Hundreds of informal traders get permits to work in locked-down Joburg

07 April 2020 - 07:46 By SISANDA MBOLEKWA
City of Joburg spokesperson Nthatisi Modingoane said they were concerned that not all food informal traders were aware that they could now operate as essential services.
City of Joburg spokesperson Nthatisi Modingoane said they were concerned that not all food informal traders were aware that they could now operate as essential services.
Image: SIMON MATHEBULA

Hundreds of informal traders will now be able to ply their trade on the streets of Johannesburg during the Covid-19 lockdown.

This comes after the City of Johannesburg's economic development department began the process of rolling out permits to informal traders.

On Monday alone, 766 permits were issued — with the final number dependent on how many traders registered with the municipality apply. The issuing of the permits comes after informal traders were deemed “essential” under the Disaster Management Act last week.

The city said, about 1,600 permits would be issued.

TimesLIVE was told on Monday that the traders had to produce their City of Johannesburg certificate of acceptance, proof of trading and a valid ID/passport as documentation to be allowed  to trade.

Economic development MMC Lloyd Phillips said: “We have put systems and capacity in place to make sure this process runs smoothly.
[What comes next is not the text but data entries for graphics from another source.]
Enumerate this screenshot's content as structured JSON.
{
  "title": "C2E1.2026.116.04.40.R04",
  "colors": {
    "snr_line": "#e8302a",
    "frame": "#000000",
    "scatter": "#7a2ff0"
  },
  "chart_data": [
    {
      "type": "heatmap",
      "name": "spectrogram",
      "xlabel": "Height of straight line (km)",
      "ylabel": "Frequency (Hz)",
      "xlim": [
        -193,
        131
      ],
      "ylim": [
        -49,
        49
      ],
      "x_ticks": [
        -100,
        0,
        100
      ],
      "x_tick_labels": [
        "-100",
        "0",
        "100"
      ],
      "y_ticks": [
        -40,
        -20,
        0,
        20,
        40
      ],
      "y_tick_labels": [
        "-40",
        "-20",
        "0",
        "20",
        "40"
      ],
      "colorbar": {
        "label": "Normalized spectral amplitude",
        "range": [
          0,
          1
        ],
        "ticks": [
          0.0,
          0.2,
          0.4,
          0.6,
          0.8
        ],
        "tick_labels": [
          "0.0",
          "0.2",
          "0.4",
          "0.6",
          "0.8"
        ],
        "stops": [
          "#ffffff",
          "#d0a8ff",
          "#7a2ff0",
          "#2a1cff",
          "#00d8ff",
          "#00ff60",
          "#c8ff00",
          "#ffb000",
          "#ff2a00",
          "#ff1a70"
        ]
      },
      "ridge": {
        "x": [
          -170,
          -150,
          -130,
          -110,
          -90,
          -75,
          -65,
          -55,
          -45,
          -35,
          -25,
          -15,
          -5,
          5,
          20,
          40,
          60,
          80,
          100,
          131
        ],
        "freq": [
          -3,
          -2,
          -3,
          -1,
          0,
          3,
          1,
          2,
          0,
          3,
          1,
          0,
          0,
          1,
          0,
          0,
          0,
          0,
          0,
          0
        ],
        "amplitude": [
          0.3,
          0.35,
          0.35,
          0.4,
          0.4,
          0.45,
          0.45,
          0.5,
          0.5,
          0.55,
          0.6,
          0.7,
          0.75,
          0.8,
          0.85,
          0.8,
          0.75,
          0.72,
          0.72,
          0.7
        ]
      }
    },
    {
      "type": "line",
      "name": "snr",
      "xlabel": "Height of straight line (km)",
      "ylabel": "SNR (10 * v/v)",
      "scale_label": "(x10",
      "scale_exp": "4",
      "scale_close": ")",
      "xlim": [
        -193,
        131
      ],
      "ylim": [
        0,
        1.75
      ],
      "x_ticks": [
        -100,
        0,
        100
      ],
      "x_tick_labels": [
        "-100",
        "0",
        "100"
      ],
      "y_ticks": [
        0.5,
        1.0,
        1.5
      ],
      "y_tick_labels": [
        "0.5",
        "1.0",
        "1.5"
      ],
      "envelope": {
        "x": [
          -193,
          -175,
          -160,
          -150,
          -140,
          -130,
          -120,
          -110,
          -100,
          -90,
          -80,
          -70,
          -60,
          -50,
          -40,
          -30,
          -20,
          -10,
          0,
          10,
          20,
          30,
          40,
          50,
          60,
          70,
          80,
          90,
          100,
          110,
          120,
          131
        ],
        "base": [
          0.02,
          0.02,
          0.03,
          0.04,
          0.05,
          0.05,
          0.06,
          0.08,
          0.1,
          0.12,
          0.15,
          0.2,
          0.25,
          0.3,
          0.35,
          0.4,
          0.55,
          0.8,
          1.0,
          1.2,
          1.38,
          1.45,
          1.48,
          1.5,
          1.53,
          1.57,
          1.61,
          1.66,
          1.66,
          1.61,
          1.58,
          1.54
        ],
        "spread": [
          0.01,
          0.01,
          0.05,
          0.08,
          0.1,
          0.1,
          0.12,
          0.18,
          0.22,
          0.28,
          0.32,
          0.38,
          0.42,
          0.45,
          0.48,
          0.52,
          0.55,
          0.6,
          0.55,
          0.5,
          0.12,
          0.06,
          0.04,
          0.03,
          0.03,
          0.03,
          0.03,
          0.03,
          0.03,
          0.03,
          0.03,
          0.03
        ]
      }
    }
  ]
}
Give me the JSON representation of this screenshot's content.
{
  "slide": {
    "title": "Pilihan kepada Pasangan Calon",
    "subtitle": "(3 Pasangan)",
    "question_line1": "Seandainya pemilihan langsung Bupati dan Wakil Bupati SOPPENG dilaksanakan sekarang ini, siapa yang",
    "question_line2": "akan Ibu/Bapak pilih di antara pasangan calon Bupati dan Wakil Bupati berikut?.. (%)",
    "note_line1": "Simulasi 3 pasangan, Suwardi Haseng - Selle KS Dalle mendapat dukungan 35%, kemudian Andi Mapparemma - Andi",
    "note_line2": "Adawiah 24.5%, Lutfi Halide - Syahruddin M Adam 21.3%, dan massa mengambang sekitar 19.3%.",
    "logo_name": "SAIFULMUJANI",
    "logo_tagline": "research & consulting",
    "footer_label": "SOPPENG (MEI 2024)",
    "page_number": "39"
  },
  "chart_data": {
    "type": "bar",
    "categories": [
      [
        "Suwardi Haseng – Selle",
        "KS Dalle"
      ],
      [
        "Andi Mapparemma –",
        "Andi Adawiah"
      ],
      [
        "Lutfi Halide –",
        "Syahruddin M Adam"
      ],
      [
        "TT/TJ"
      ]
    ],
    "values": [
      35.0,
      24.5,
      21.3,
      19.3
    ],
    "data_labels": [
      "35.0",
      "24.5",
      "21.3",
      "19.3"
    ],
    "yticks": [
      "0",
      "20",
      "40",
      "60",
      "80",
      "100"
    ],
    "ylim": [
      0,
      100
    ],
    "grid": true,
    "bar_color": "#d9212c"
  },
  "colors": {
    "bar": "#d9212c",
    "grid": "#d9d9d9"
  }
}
We do not want people to stand in queues for a long time.”

City of Joburg spokesperson Nthatisi Modingoane said they were concerned that not all food informal traders were aware that they could now operate as essential services.

“We are taking steps to create awareness [on] the amended regulations through various mediums,” Modingoane said.

Meanwhile, in Cape Town, urban management MMC Grant Twigg called on food traders to contact their nearest municipal office to apply for permits to operate.

He said that the city had initially suspended all informal trading activities in line with the first set of gazetted regulations — but that when the rules were changed, they were now issuing permits.

He further added that the traders could operate between 8am and 5pm, had to keep 1m distance between stalls, and had to wear personal protective equipment, including a mask, sanitisers, gloves and have water available.